6. À leur demande, les agences humanitaires nationales et internationales sont autorisées à rendre visite aux personnes transférées dans le cadre du présent accord.
7. Afin que l’EUNAVFOR soit en mesure d’assister en temps voulu les Seychelles en faisant comparaître des témoins de l’EUNAVFOR et en communiquant les éléments de preuve pertinents, les Seychelles notifient à l’EUNAVFOR leur intention d’ouvrir une procédure pénale contre toute personne transférée, ainsi que le calendrier prévu pour la communication des éléments de preuve et les auditions de témoins.
(…)
8. Les Seychelles ne transfèrent pas une personne transférée à un autre État sans l’accord écrit préalable de l’EUNAVFOR.»

Assistance d’EUNAVFOR

« Dans la limite de ses moyens et capacités, l’EUNAVFOR met tout en oeuvre pour fournir toute l’assistance nécessaire aux Seychelles afin que les personnes transférées fassent l’objet d’une enquête et de poursuites. En particulier, et conformément à la législation applicable de l’État contributeur, l’EUNAVFOR remet les dossiers de rétention, traite toutes les preuves conformément aux exigences des autorités compétentes des Seychelles; s’efforce de produire les témoignages ou les déclarations sous serment des membres du personnel de l’EUNAVFOR concernés; remet tous les biens saisis pertinents en sa possession.»

Entrée en vigueur

L’accord est « appliqué à titre provisoire à partir de la date de sa signature » et « reste en vigueur jusqu’à la fin de l’opération, telle que notifiée par l’EUNAVFOR« . (…)

Après l’opération

« Une fois l’opération finie, l’ensemble des droits conférés à l’EUNAVFOR en vertu (de l’) accord peuvent être exercés par toute personne ou entité désignée par l’État exerçant la présidence du Conseil de l’Union européenne.

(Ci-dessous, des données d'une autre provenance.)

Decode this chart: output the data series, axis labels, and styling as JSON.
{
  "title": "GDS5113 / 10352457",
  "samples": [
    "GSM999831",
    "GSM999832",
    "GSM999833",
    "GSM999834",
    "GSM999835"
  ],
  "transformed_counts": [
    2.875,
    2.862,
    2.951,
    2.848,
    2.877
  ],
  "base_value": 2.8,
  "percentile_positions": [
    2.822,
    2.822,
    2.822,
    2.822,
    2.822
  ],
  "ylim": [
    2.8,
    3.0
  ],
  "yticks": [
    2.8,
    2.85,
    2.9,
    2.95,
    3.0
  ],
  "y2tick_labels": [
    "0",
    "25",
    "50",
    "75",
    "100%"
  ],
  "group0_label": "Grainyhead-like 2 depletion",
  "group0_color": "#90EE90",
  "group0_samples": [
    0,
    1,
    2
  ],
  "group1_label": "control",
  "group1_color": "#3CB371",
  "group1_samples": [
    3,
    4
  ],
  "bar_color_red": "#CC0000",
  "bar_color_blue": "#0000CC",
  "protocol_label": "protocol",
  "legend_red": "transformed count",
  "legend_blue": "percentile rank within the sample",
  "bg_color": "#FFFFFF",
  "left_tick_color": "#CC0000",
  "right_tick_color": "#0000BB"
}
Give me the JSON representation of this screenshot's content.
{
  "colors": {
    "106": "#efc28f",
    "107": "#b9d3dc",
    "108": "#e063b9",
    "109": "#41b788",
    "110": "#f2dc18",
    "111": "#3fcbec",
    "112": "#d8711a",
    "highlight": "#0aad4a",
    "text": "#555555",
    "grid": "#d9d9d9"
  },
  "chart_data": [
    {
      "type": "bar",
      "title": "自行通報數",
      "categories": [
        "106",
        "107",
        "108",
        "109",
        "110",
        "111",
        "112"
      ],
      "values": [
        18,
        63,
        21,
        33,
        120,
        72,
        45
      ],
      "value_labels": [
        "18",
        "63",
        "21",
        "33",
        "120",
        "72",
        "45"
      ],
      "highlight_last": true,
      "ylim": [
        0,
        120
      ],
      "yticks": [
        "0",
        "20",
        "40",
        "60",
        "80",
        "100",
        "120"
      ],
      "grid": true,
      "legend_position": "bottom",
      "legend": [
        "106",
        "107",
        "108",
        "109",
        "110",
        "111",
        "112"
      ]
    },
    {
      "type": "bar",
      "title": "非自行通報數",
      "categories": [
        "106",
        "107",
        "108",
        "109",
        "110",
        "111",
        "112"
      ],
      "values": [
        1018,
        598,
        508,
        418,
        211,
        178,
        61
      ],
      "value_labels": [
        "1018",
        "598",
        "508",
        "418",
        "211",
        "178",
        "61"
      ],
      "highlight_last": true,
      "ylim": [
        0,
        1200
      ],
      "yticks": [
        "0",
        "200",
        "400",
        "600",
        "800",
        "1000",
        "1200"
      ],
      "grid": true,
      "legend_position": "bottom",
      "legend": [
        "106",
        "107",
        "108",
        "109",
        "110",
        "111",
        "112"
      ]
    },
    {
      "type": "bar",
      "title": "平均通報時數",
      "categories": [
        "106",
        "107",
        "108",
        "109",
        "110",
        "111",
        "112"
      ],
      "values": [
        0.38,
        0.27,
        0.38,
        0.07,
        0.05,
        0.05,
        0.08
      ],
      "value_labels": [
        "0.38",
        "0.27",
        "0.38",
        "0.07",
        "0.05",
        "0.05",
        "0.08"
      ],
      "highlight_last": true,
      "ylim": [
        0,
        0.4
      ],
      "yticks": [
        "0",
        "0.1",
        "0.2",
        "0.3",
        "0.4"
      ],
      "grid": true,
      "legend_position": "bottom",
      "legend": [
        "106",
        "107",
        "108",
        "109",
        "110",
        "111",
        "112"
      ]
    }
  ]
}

Cette personne ou entité désignée peut être entre autres un agent diplomatique ou consulaire de cet État accrédité auprès des Seychelles. Après la fin de l’opération, toutes les notifications a adresser à l’EUNAVFOR en vertu du présent accord sont transmises à l’État exerçant la présidence du Conseil de l’Union
européenne.»

Langue

Last but not least, l’accord sera rédigé dans toutes les 22 langues officielles de l’UE (y compris le Danois qui ne participe pas aux opérations de défense mais pas en gaelique !). « Tous les textes faisant également foi. » selon le principe en vigueur au niveau de l’Union européenne (mais bonjour en cas de problème d’interprétation).

  • (1) Remarque : Ce qui est, à mon sens, une certaine innovation juridique. Puisqu’un accord international signé par une organisation internationale s’applique ainsi à des pays et des forces armées qui n’en sont pas membres. Comme quoi le « soft power » a tout de même une part de puissance. -:)
  • Sans vouloir faire de peine aux tenants de la force armée ultime, on peut aussi souligner que l’OTAN n’a toujours pas signé d’accord de transfert de pirates, ni la CTF 151. Je ne suis pas tout à fait sûr qu’ils en aient la capacité juridique. Seuls des Etats individuellement l’ont fait (Etats-Unis particulièrement). La force de l’UE est justement d’économiser aux Etats membres (et à ceux qui participent à l’opération) de devoir négocier et d’assumer la gestion d’un accord international. C’est une sacrée économie  d’énergie. Et un gage de rapidité de mise en place.